We ask: How does the work needed grow when the database gets bigger?
Analyze the time complexity of the following code snippet.
SELECT orders.order_id, customers.customer_name
FROM orders
JOIN customers ON orders.customer_id = customers.customer_id
WHERE orders.order_date > '2023-01-01';
This query joins two tables and filters orders after a certain date.
Identify the loops, recursion, array traversals that repeat.
- Primary operation: Scanning rows in orders and matching with customers.
- How many times: Once for each order, then matching customer for each order.

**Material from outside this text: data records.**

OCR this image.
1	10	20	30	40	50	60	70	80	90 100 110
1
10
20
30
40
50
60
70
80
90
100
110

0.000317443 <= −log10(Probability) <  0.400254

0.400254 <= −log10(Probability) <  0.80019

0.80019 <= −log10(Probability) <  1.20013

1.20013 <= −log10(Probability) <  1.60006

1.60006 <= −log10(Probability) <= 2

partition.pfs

As the number of orders grows, the work to find matching customers grows too.
| Input Size (n orders) | Approx. Operations |
|---|---|
| 10 | About 10 order checks and matches |
| 100 | About 100 order checks and matches |
| 1000 | About 1000 order checks and matches |
Pattern observation: The work grows roughly in direct proportion to the number of orders.
Time Complexity: O(n)
This means the time to run the query grows linearly with the number of orders.
[X] Wrong: "Adding indexes always makes queries run instantly regardless of data size."
[OK] Correct: Indexes help but the query still needs to check matching rows, so time grows with data size, just usually slower.
Understanding how query time grows helps you explain how to keep databases fast as they get bigger.
"What if we added an index on orders.order_date? How would the time complexity change?"